Es fängt an wie ein Witz: Kommt ’ne coole junge Frau in ’ne coole junge Boutique. Das könnte genau hier im Szenebezirk sein. Im Klamottenladen steht ein Gründerzeit-Sofa, die wenigen Dessous werden in türkisfarbenen und violetten Regalen präsentiert. Aber, plötzlich kommt die Verkäuferin mit in die Umkleide – zur bereits nackten Kundin. Küßchen sind dann nur der Anfang. Die Szene – aus der Feder der Berliner Zeichnerin Meike Plenzke – stammt aus „Bettgeschichten“, einer neuen Edelporno-Comic-Anthologie. Das Buch ist einer der zurzeit vielen Beweise, dass Prenzlauer Berg das Comic-Zentrum der Republik geworden ist. Herausgegeben werden die Porno-Kurzcomics von Naomi Fearn und Reinhard Kleist. Erdacht in ihrem Atelier in der Kastanienallee.

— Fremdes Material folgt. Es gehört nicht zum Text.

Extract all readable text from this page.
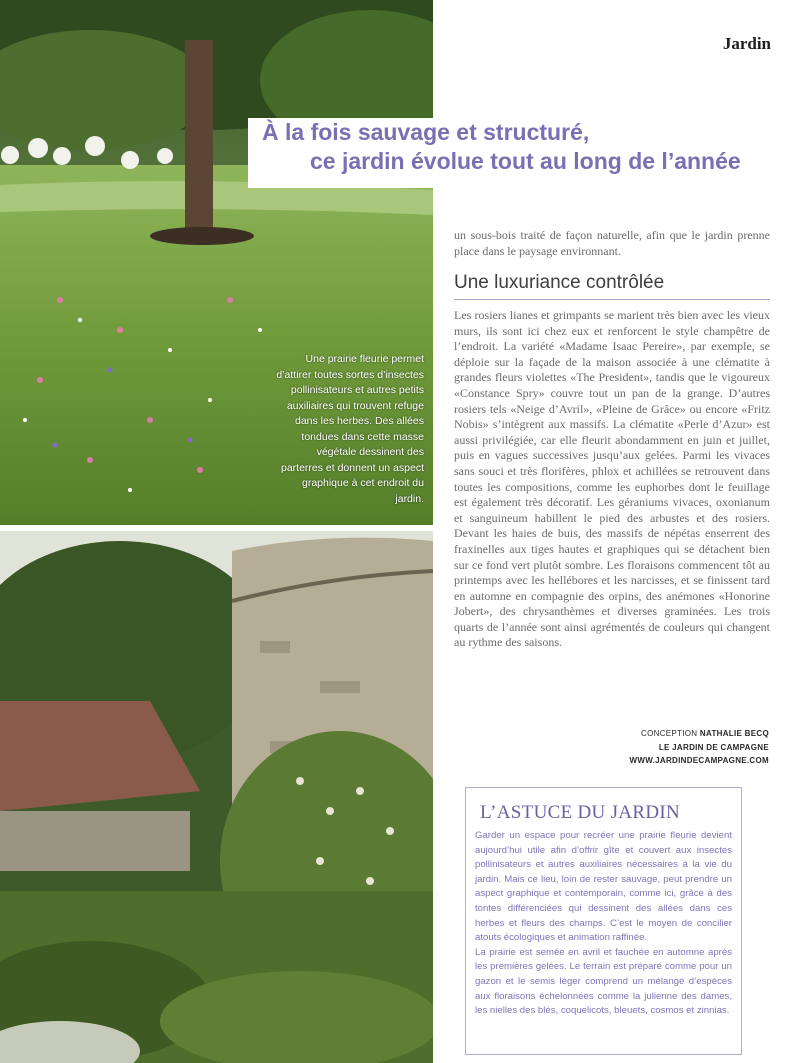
Jardin
À la fois sauvage et structuré,
ce jardin évolue tout au long de l’année
Une prairie fleurie permet d’attirer toutes sortes d’insectes pollinisateurs et autres petits auxiliaires qui trouvent refuge dans les herbes. Des allées tondues dans cette masse végétale dessinent des parterres et donnent un aspect graphique à cet endroit du jardin.

un sous-bois traité de façon naturelle, afin que le jardin prenne place dans le paysage environnant.

Une luxuriance contrôlée

Les rosiers lianes et grimpants se marient très bien avec les vieux murs, ils sont ici chez eux et renforcent le style champêtre de l’endroit. La variété «Madame Isaac Pereire», par exemple, se déploie sur la façade de la maison associée à une clématite à grandes fleurs violettes «The President», tandis que le vigoureux «Constance Spry» couvre tout un pan de la grange. D’autres rosiers tels «Neige d’Avril», «Pleine de Grâce» ou encore «Fritz Nobis» s’intègrent aux massifs. La clématite «Perle d’Azur» est aussi privilégiée, car elle fleurit abondamment en juin et juillet, puis en vagues successives jusqu’aux gelées. Parmi les vivaces sans souci et très florifères, phlox et achillées se retrouvent dans toutes les compositions, comme les euphorbes dont le feuillage est également très décoratif. Les géraniums vivaces, oxonianum et sanguineum habillent le pied des arbustes et des rosiers. Devant les haies de buis, des massifs de népétas enserrent des fraxinelles aux tiges hautes et graphiques qui se détachent bien sur ce fond vert plutôt sombre. Les floraisons commencent tôt au printemps avec les hellébores et les narcisses, et se finissent tard en automne en compagnie des orpins, des anémones «Honorine Jobert», des chrysanthèmes et diverses graminées. Les trois quarts de l’année sont ainsi agrémentés de couleurs qui changent au rythme des saisons.

CONCEPTION NATHALIE BECQ
LE JARDIN DE CAMPAGNE
WWW.JARDINDECAMPAGNE.COM
L’ASTUCE DU JARDIN
Garder un espace pour recréer une prairie fleurie devient aujourd’hui utile afin d’offrir gîte et couvert aux insectes pollinisateurs et autres auxiliaires nécessaires à la vie du jardin. Mais ce lieu, loin de rester sauvage, peut prendre un aspect graphique et contemporain, comme ici, grâce à des tontes différenciées qui dessinent des allées dans ces herbes et fleurs des champs. C’est le moyen de concilier atouts écologiques et animation raffinée.
La prairie est semée en avril et fauchée en automne après les premières gelées. Le terrain est préparé comme pour un gazon et le semis léger comprend un mélange d’espèces aux floraisons échelonnées comme la julienne des dames, les nielles des blés, coquelicots, bleuets, cosmos et zinnias.
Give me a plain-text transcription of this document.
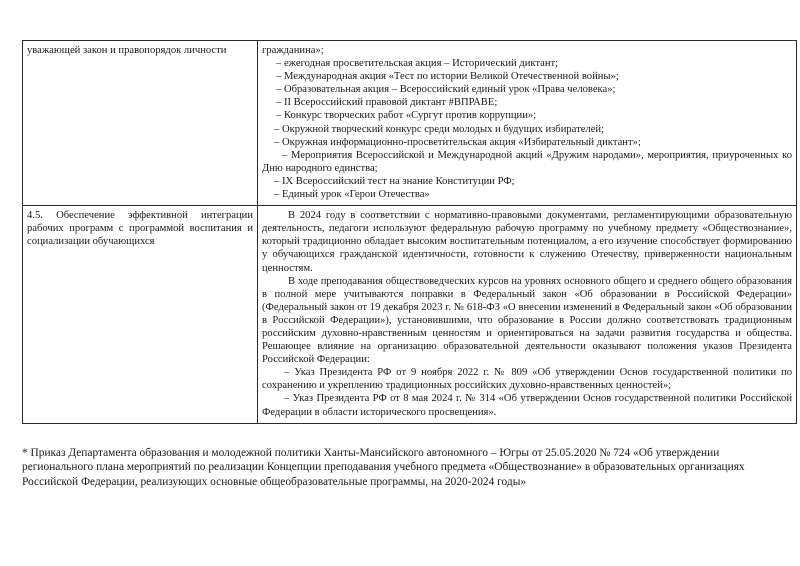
уважающей закон и правопорядок личности	гражданина»;

– ежегодная просветительская акция – Исторический диктант;

– Международная акция «Тест по истории Великой Отечественной войны»;

– Образовательная акция – Всероссийский единый урок «Права человека»;

– II Всероссийский правовой диктант #ВПРАВЕ;

– Конкурс творческих работ «Сургут против коррупции»;

– Окружной творческий конкурс среди молодых и будущих избирателей;

– Окружная информационно-просветительская акция «Избирательный диктант»;

– Мероприятия Всероссийской и Международной акций «Дружим народами», мероприятия, приуроченных ко Дню народного единства;

– IX Всероссийский тест на знание Конституции РФ;

– Единый урок «Герои Отечества»

4.5. Обеспечение эффективной интеграции рабочих программ с программой воспитания и социализации обучающихся	В 2024 году в соответствии с нормативно-правовыми документами, регламентирующими образовательную деятельность, педагоги используют федеральную рабочую программу по учебному предмету «Обществознание», который традиционно обладает высоким воспитательным потенциалом, а его изучение способствует формированию у обучающихся гражданской идентичности, готовности к служению Отечеству, приверженности национальным ценностям.

В ходе преподавания обществоведческих курсов на уровнях основного общего и среднего общего образования в полной мере учитываются поправки в Федеральный закон «Об образовании в Российской Федерации» (Федеральный закон от 19 декабря 2023 г. № 618-ФЗ «О внесении изменений в Федеральный закон «Об образовании в Российской Федерации»), установившими, что образование в России должно соответствовать традиционным российским духовно-нравственным ценностям и ориентироваться на задачи развития государства и общества. Решающее влияние на организацию образовательной деятельности оказывают положения указов Президента Российской Федерации:

– Указ Президента РФ от 9 ноября 2022 г. № 809 «Об утверждении Основ государственной политики по сохранению и укреплению традиционных российских духовно-нравственных ценностей»;

– Указ Президента РФ от 8 мая 2024 г. № 314 «Об утверждении Основ государственной политики Российской Федерации в области исторического просвещения».

* Приказ Департамента образования и молодежной политики Ханты-Мансийского автономного – Югры от 25.05.2020 № 724 «Об утверждении регионального плана мероприятий по реализации Концепции преподавания учебного предмета «Обществознание» в образовательных организациях Российской Федерации, реализующих основные общеобразовательные программы, на 2020-2024 годы»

Der deutsche Comicfan klagt traditionell, dass seine liebste Kunstform hier zu Lande, anders als in Frankreich, Belgien oder den USA, nicht etabliert ist und in der öffentlichen Wahrnehmung praktisch nicht existiert. Doch das ist in Prenzlauer Berg anders. In den kleinen Modeläden liegen zwischen Pullis und Mützen Comics im Fenster. Und die U-Bahn-Station Bernauer Straße – zwar in Mitte gelegen, aber nur wenige Schritte vom Prenzlberg entfernt – ist derzeit eine ganze Comicausstellung.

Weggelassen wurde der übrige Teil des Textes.